My Blazer recently got access to Google Gemini, which I've found more useful than I expected. But I still haven't been told when I'll get video streaming capability or the Apple Music app, which is frustrating.
When the car goes back to the dealership, it still won’t have this capability. That’s hard to accept when I saw 2024 Blazer EV owners get it in fall of 2025, and some even before that. It launched on the Blazer EV in spring 2025. I’ve received no communication from General Motors on when to expect it through normal customer channels.
The same is true for Apple Music support, which is frankly far more important to me. I’m an Apple Music user, and if that app was on my 2024 Blazer EV, I’d be 100% fine with not having access to Apple CarPlay or Android Auto. But because I’m stuck in purgatory waiting for an ETA, I have to rely on either bluetooth audio or my secondary YouTube Music subscription, all while 2025 and 2026 Blazer EV owners drive by blasting their favorite Apple Music playlists.
Most owners likely aren’t reading forums or aware of features they don’t have access to, so this isn’t a terrible experience. But it feels like a fundamental weakness in the era of software-defined vehicles. When Tesla launches a new software feature, it comes to the Model S, Model Y, Cybertruck, and Model 3 pretty much all at once. There’s not a bunch of corporate bellyaching about slightly different hardware slowing them down; they just deliver.
General Motors isn’t quite there yet. Despite “Ultium” originally being branded as delivering a unified software experience, the customer experience hasn’t proved that out. Every GM EV I drive tends to have slightly different software features, with newer models often having the best stuff. That’s not the promise of a software-defined EV; the idea is that your car gets all of the software features it can reasonably support.

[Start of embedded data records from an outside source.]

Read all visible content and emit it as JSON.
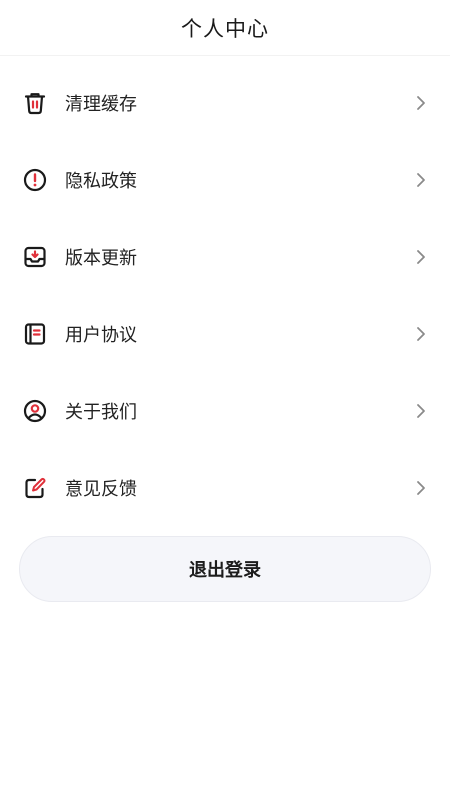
{
  "header": {
    "title": "个人中心"
  },
  "menu": {
    "items": [
      {
        "label": "清理缓存",
        "icon": "trash-icon"
      },
      {
        "label": "隐私政策",
        "icon": "alert-circle-icon"
      },
      {
        "label": "版本更新",
        "icon": "inbox-download-icon"
      },
      {
        "label": "用户协议",
        "icon": "document-icon"
      },
      {
        "label": "关于我们",
        "icon": "user-circle-icon"
      },
      {
        "label": "意见反馈",
        "icon": "edit-icon"
      }
    ]
  },
  "logout": {
    "label": "退出登录"
  },
  "colors": {
    "accent": "#e0303a",
    "icon_stroke": "#1a1a1a",
    "chevron": "#8a8a8a",
    "button_bg": "#f5f6fa"
  }
}
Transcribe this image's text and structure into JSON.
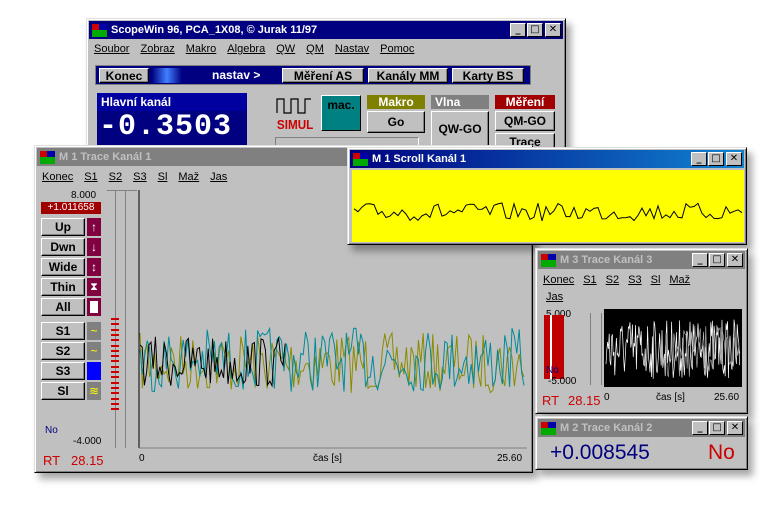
{
  "main_window": {
    "title": "ScopeWin 96, PCA_1X08,  © Jurak 11/97",
    "menu": [
      "Soubor",
      "Zobraz",
      "Makro",
      "Algebra",
      "QW",
      "QM",
      "Nastav",
      "Pomoc"
    ],
    "toolbar": {
      "konec": "Konec",
      "nastav": "nastav >",
      "mereni_as": "Měření AS",
      "kanaly_mm": "Kanály MM",
      "karty_bs": "Karty BS"
    },
    "main_channel_label": "Hlavní kanál",
    "main_channel_value": "-0.3503",
    "simul_label": "SIMUL",
    "mac_label": "mac.",
    "makro": {
      "header": "Makro",
      "go": "Go"
    },
    "vlna": {
      "header": "Vlna",
      "qwgo": "QW-GO"
    },
    "mereni": {
      "header": "Měření",
      "qmgo": "QM-GO",
      "trace": "Trace"
    }
  },
  "trace1": {
    "title": "M 1 Trace  Kanál 1",
    "menu": [
      "Konec",
      "S1",
      "S2",
      "S3",
      "Sl",
      "Maž",
      "Jas"
    ],
    "y_max": "8.000",
    "cursor_value": "+1.011658",
    "buttons": {
      "up": "Up",
      "dwn": "Dwn",
      "wide": "Wide",
      "thin": "Thin",
      "all": "All",
      "s1": "S1",
      "s2": "S2",
      "s3": "S3",
      "sl": "Sl"
    },
    "no_label": "No",
    "y_min": "-4.000",
    "rt_label": "RT",
    "rt_value": "28.15",
    "x_start": "0",
    "x_label": "čas [s]",
    "x_end": "25.60"
  },
  "scroll1": {
    "title": "M 1 Scroll Kanál 1"
  },
  "trace3": {
    "title": "M 3 Trace  Kanál 3",
    "menu": [
      "Konec",
      "S1",
      "S2",
      "S3",
      "Sl",
      "Maž"
    ],
    "menu2": "Jas",
    "y_max": "5.000",
    "no_label": "No",
    "y_min": "-5.000",
    "x_start": "0",
    "x_label": "čas [s]",
    "x_end": "25.60",
    "rt_label": "RT",
    "rt_value": "28.15"
  },
  "trace2": {
    "title": "M 2 Trace  Kanál 2",
    "value": "+0.008545",
    "status": "No"
  },
  "colors": {
    "title_active": "#000080",
    "title_inactive": "#808080",
    "yellow_bg": "#ffff00",
    "teal": "#008080",
    "series_black": "#000000",
    "series_teal": "#008b9a",
    "series_olive": "#8b8b00",
    "red_text": "#cc0000",
    "blue_text": "#000080"
  }
}
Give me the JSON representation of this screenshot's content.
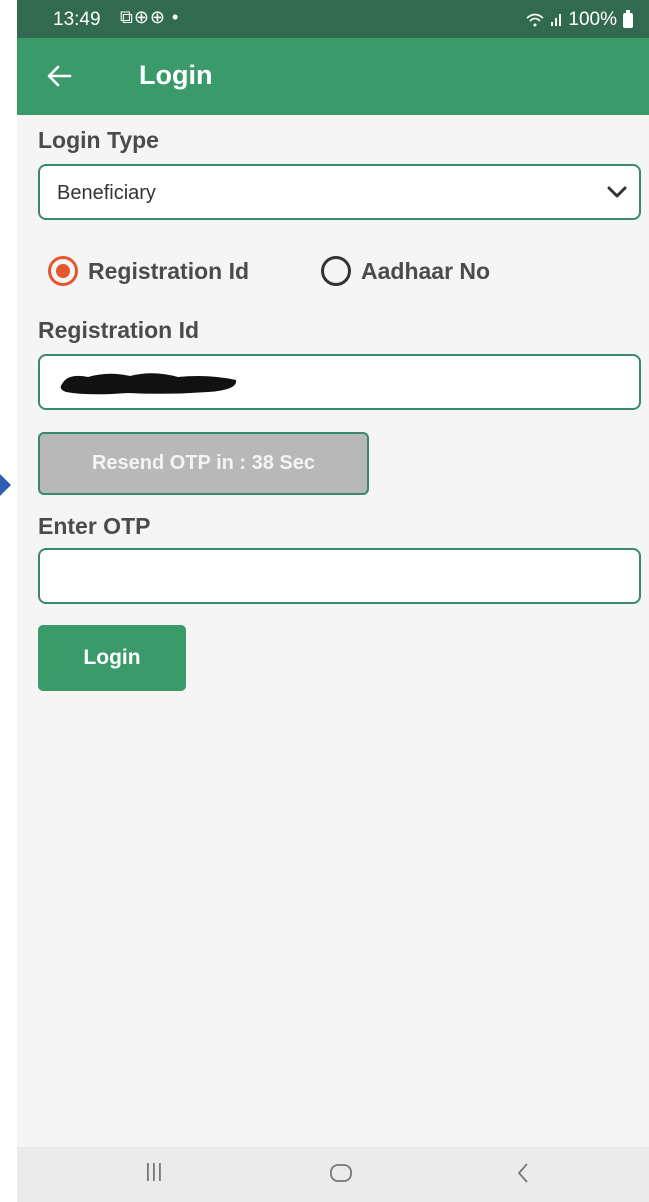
{
  "status_bar": {
    "time": "13:49",
    "notification_icons": "⧉⊕⊕ •",
    "battery": "100%"
  },
  "app_bar": {
    "title": "Login"
  },
  "form": {
    "login_type_label": "Login Type",
    "login_type_value": "Beneficiary",
    "radio_registration": "Registration Id",
    "radio_aadhaar": "Aadhaar No",
    "selected_radio": "registration",
    "registration_label": "Registration Id",
    "resend_otp": "Resend OTP in : 38 Sec",
    "otp_label": "Enter OTP",
    "otp_value": "",
    "login_button": "Login"
  },
  "colors": {
    "primary": "#3a9a6a",
    "status_bar": "#326a4f",
    "radio_selected": "#e4572e",
    "disabled_button": "#b8b8b8"
  },
  "icons": {
    "back": "back-arrow-icon",
    "dropdown": "chevron-down-icon",
    "nav_recents": "recents-icon",
    "nav_home": "home-icon",
    "nav_back": "back-icon"
  }
}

It doesn’t help that multiple dealers I’ve been to seem to have no awareness of GM’s software approach, how to get updates, or even how to service EVs on a reasonable timeline. At multiple times I’ve been told to bring my car into Kearney Mesa Chevrolet at a specific time, often days or weeks out, to make sure an EV-certified tech is available. Then I’ve arrived, and they’ve told me they can’t squeeze me in for days still. Other dealers are similarly understaffed when it comes to EV techs, and it’s made the process of getting even extraordinarily routine services—like a tire rotation and a firmware update—unnecessarily arduous.
I have found that the Chevy dealers in Southern California all have long waits for EV service, with only a few EV-certified work bays each. I hope Chevy fixes that as its EV sales grow.

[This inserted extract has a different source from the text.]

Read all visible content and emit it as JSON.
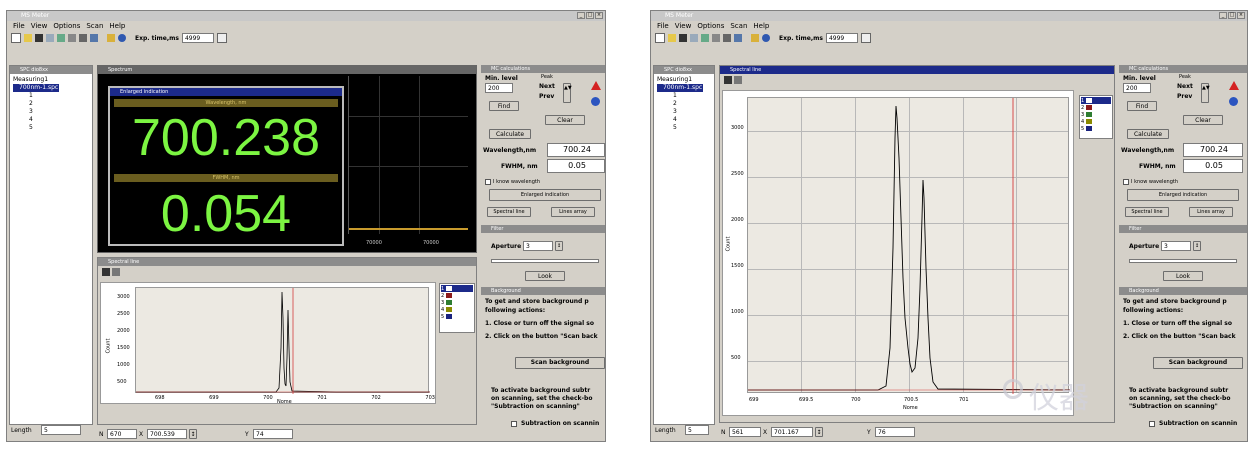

So GM is making great EVs. But the supporting infrastructure—including software support, clear communication about feature timelines, and dealer prep for EVs—is still lagging behind dedicated EV brands.
Owning An EV Is Just Better
I don’t think the Chevy Blazer EV is the best EV on sale. But that’s the beauty of EVs: Even a middle-pack option is just incredible to own. It’s smoother, quieter, quicker and less maintenance-intensive than any comparable gas car, with better software and zero tailpipe emissions. It’s on when you want it to be, off when it should be, and fueled for pennies in your driveway.

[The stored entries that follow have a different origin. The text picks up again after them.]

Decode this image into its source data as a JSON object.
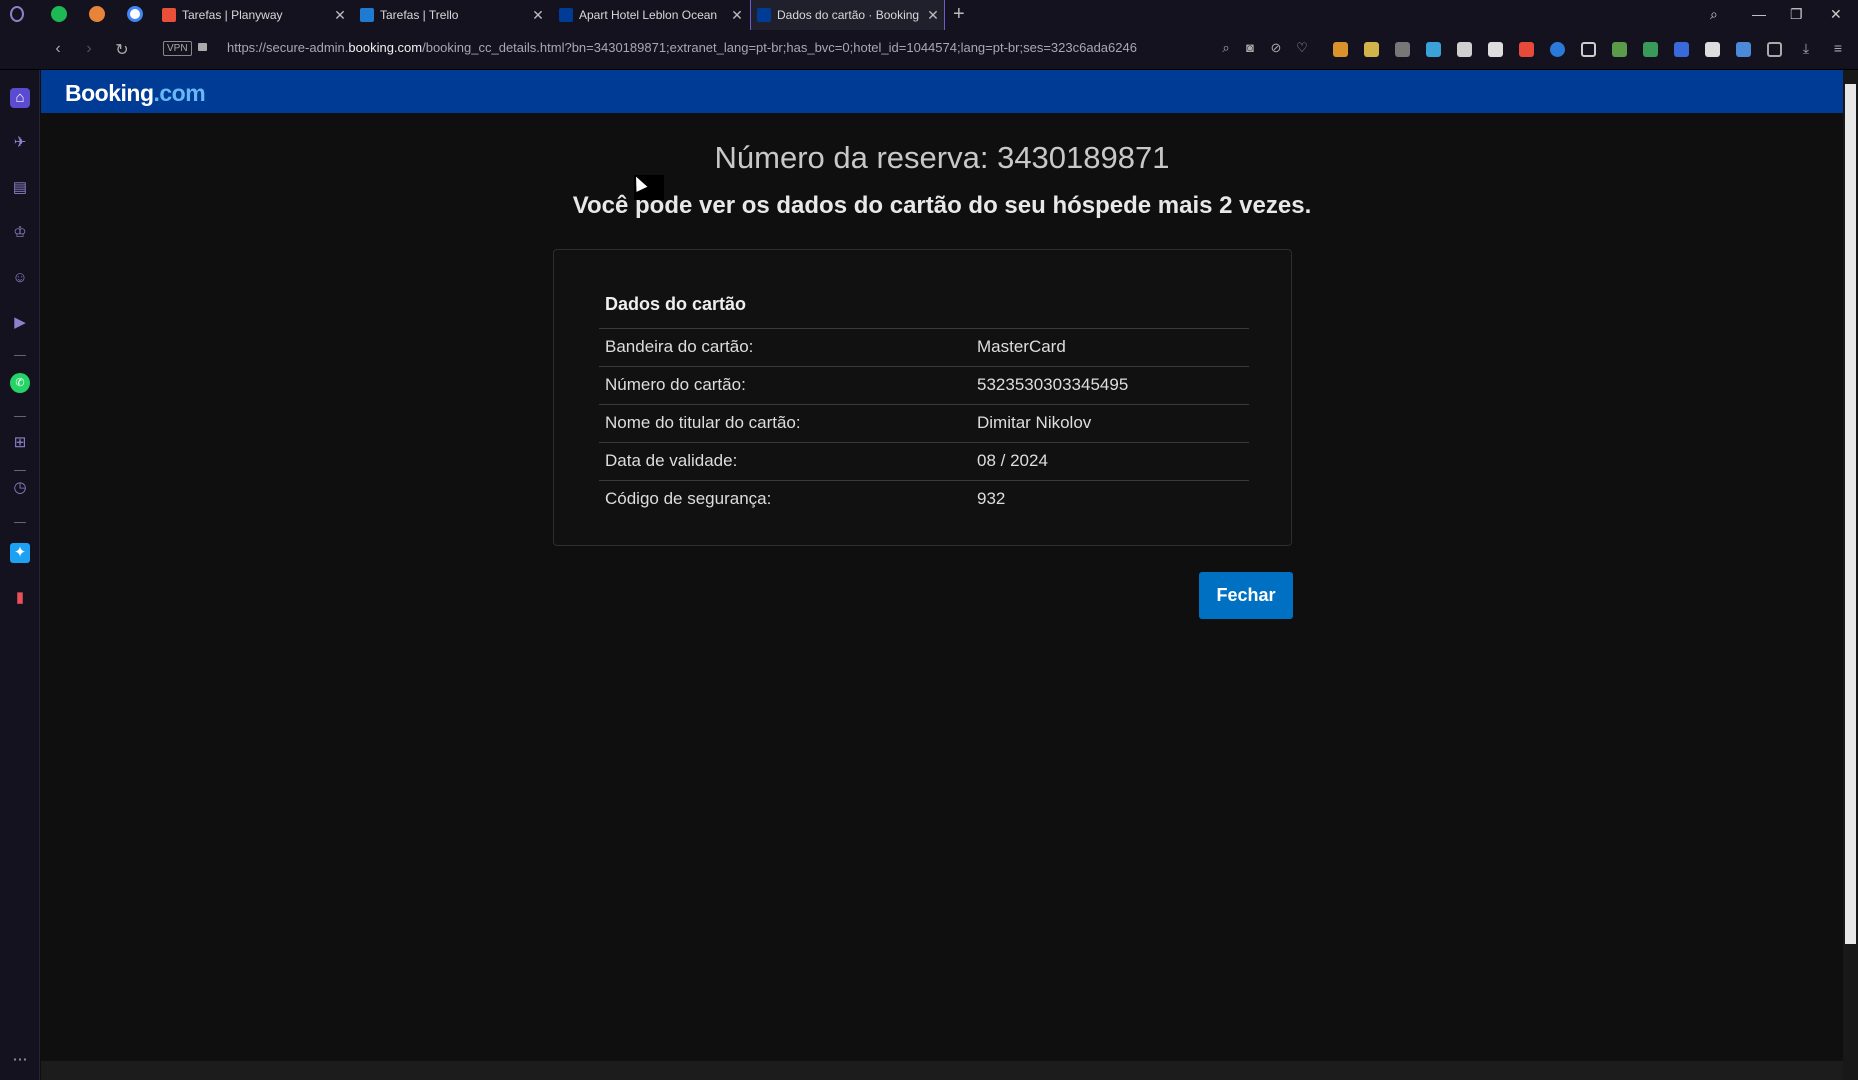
{
  "browser": {
    "tabs": [
      {
        "title": "Tarefas | Planyway",
        "favicon_color": "#e8503a"
      },
      {
        "title": "Tarefas | Trello",
        "favicon_color": "#1e7bd1"
      },
      {
        "title": "Apart Hotel Leblon Ocean",
        "favicon_color": "#003b95"
      },
      {
        "title": "Dados do cartão · Booking",
        "favicon_color": "#003b95"
      }
    ],
    "new_tab": "+",
    "vpn_label": "VPN",
    "url_prefix": "https://secure-admin.",
    "url_domain": "booking.com",
    "url_rest": "/booking_cc_details.html?bn=3430189871;extranet_lang=pt-br;has_bvc=0;hotel_id=1044574;lang=pt-br;ses=323c6ada6246"
  },
  "page": {
    "logo_main": "Booking",
    "logo_suffix": ".com",
    "reservation_heading": "Número da reserva: 3430189871",
    "view_warning": "Você pode ver os dados do cartão do seu hóspede mais 2 vezes.",
    "card_section_title": "Dados do cartão",
    "card_rows": [
      {
        "label": "Bandeira do cartão:",
        "value": "MasterCard"
      },
      {
        "label": "Número do cartão:",
        "value": "5323530303345495"
      },
      {
        "label": "Nome do titular do cartão:",
        "value": "Dimitar Nikolov"
      },
      {
        "label": "Data de validade:",
        "value": "08 / 2024"
      },
      {
        "label": "Código de segurança:",
        "value": "932"
      }
    ],
    "close_button": "Fechar"
  },
  "colors": {
    "header_blue": "#003b95",
    "button_blue": "#0071c2",
    "logo_accent": "#69b7f5"
  }
}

It’s just better than any gas car. Despite my service snags, despite my terrible extension-cord-based level 1 charging setup, despite the knowledge that all of these problems will be wholly solved in the future, the EV experience today is already lightyears ahead of any gas-car experience I’ve had.
So when I drop off the Blazer, and get back in my fiancé’s Ford Escape, I know I’ll be sad. But not for long. My future is electric, and I bet yours is, too.